You just installed a shiny new fresh install of Linux mint. What are your must install apps/tools?
Gimp, Oh my ZSH and VS Code.
Xournalpp - a fantastic tool for journalling (on X/twitter) your peeing habits.
Wezterm - a utility for tracking the term limits of Wez Anderson style presidencies
Whatever you need to be productive.
➕ 💯
This is the correct answer. 👆
Not one of the other replies (so far) addresses the question to the OP: “What do you want to accomplish with the machine?”.
🤷♂️ 🤦♀️
Brilliant.
This is like somebody asking you what you want for breakfast, and you say “Food”.
I’m not sure if you’re being sarcastic, observant, or something else. There have been many a meal where I was asked what I wanted to eat and it’s rare that I go beyond the words “surprise me”, knowing full well that the person asking would eat the same as I was offered, making the “surprise”, less of a risk and more of an adventure.

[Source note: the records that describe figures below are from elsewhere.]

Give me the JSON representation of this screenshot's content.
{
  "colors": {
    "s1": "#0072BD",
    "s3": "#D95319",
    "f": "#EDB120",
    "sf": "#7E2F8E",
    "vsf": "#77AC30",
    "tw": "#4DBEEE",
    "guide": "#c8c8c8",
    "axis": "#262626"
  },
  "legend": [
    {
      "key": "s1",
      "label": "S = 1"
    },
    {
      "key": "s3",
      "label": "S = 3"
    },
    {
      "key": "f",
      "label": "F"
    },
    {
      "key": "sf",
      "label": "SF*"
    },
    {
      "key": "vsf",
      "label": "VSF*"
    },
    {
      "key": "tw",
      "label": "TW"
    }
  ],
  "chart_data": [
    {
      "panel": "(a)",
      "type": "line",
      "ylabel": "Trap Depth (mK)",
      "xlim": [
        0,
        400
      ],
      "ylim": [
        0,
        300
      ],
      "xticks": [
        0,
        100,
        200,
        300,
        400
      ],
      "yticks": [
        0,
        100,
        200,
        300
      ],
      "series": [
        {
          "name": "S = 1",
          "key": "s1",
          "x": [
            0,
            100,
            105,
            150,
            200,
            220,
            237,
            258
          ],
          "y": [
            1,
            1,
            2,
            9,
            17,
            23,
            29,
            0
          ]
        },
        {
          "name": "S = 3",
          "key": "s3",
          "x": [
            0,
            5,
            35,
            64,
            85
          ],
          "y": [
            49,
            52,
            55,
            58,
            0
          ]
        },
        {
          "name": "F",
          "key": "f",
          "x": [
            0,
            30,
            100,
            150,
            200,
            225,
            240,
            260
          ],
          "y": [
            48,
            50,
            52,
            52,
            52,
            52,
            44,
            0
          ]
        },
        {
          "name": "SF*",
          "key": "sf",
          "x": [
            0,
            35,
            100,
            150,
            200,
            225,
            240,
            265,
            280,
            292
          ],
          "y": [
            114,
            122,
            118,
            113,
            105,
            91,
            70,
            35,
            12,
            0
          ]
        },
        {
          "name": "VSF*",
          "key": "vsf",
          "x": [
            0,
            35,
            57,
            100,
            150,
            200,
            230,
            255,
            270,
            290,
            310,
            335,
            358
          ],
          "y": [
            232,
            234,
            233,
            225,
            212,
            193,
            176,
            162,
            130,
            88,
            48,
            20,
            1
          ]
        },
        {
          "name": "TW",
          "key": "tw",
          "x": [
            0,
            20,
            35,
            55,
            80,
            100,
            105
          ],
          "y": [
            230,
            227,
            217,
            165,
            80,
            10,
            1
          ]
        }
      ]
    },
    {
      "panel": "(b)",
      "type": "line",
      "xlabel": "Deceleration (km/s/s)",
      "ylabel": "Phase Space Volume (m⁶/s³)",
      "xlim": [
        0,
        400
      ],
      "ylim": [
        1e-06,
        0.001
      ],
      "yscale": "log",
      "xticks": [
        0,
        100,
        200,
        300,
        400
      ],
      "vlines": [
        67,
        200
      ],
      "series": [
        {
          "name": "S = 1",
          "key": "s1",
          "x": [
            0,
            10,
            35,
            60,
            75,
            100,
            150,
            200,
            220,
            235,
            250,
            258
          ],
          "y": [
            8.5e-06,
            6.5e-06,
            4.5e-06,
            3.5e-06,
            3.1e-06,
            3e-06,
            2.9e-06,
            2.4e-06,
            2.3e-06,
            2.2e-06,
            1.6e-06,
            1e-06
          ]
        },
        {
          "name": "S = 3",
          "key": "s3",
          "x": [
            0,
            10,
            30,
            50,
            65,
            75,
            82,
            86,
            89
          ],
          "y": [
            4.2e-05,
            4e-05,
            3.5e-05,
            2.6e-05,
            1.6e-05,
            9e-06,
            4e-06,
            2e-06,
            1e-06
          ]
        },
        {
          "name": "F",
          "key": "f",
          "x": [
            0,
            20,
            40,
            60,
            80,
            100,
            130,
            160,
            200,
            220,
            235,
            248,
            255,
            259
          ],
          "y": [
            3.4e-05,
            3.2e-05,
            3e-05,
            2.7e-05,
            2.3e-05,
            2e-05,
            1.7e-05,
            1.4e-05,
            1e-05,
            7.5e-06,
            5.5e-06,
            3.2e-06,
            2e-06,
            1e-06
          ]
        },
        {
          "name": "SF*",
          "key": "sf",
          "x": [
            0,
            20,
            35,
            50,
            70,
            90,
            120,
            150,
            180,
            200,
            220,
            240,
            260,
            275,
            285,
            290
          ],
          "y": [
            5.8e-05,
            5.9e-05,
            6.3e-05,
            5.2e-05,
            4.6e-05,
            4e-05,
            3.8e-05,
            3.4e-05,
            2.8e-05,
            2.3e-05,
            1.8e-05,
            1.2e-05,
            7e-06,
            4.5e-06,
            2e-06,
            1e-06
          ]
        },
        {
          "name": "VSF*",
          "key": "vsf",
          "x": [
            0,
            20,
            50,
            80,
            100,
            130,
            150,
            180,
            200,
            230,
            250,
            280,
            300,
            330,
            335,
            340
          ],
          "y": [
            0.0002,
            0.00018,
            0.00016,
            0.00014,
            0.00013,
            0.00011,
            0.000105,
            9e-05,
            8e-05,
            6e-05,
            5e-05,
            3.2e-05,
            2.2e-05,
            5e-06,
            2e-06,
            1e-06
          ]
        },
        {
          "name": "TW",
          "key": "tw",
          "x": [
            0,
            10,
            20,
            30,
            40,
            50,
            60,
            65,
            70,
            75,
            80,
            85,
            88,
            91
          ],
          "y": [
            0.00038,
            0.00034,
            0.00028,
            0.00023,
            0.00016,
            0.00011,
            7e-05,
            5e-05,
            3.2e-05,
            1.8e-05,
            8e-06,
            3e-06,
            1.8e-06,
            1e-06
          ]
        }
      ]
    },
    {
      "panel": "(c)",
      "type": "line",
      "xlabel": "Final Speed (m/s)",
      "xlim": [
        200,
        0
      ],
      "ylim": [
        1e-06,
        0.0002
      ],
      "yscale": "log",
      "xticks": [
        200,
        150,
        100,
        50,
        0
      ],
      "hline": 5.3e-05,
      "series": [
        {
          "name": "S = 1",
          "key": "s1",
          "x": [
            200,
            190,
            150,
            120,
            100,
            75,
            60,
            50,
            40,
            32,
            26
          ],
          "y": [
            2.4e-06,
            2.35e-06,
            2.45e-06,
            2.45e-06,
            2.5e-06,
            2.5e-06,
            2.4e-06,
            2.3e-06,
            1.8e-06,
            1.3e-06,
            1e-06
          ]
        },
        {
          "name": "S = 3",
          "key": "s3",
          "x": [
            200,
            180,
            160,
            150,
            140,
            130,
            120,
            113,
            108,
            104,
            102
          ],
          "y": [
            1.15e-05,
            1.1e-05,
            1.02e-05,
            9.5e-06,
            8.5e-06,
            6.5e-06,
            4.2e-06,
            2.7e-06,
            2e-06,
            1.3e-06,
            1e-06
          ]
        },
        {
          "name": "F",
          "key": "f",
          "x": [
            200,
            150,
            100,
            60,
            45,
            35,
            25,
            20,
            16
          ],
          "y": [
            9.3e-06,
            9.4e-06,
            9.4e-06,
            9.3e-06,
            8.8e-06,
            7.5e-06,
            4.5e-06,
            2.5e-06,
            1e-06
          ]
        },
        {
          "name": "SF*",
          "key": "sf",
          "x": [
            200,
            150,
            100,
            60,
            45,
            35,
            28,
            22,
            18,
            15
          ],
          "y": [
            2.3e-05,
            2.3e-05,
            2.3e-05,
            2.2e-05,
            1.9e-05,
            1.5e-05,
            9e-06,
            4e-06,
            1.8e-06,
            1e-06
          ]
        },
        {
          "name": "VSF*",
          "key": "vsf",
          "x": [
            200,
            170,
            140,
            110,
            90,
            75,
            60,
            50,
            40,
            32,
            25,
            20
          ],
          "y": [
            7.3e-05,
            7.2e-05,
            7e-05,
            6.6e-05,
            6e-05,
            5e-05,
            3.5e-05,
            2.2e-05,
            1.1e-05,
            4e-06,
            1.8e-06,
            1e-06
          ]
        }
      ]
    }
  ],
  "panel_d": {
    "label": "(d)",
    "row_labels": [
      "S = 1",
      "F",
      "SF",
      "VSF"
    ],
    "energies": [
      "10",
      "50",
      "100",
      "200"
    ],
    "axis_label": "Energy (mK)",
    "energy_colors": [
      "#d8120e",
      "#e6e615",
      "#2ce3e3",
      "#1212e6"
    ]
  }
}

In this case, OP asked a completely unanswerable question to which there was absolutely no reasonable answer, since we know nothing about the person, their interests, their experience, the hardware they have access to, or anything remotely resembling a needs analysis.
So, even my answer, generic and random as it might appear, was based on how I use a computer, namely, to be productive. I’ve been using them for over 40 years, mostly like that, with some sojourns into art and personal expression, not nearly worthy of public scrutiny, but not specifically “productive” as such.
So … what were you attempting to say?
Potentially unpopular opinion: a bunch of rust replacements for the common terminal utilities: eza, bat, dust, fd, helix. Also fish and nushell, yt-dlp, and some of my favorite programming languages.
All of these alternatives and you missed the best one ripgrep (rg). The other ones in my opinion are nice to have. Recursive multi-threaded grep that respects gitignore files is a must for me.
Here’s an exhaustive list of modern replacements:
https://github.com/ibraheemdev/modern-unix/blob/master/README.md
I also do this. There are some utilities I’d like to see included directly into most *nix distributions, like fd.
I use bin to manage the utilities, and can setup a new install by just bringing he binary and config. It works great–I highly recommend it.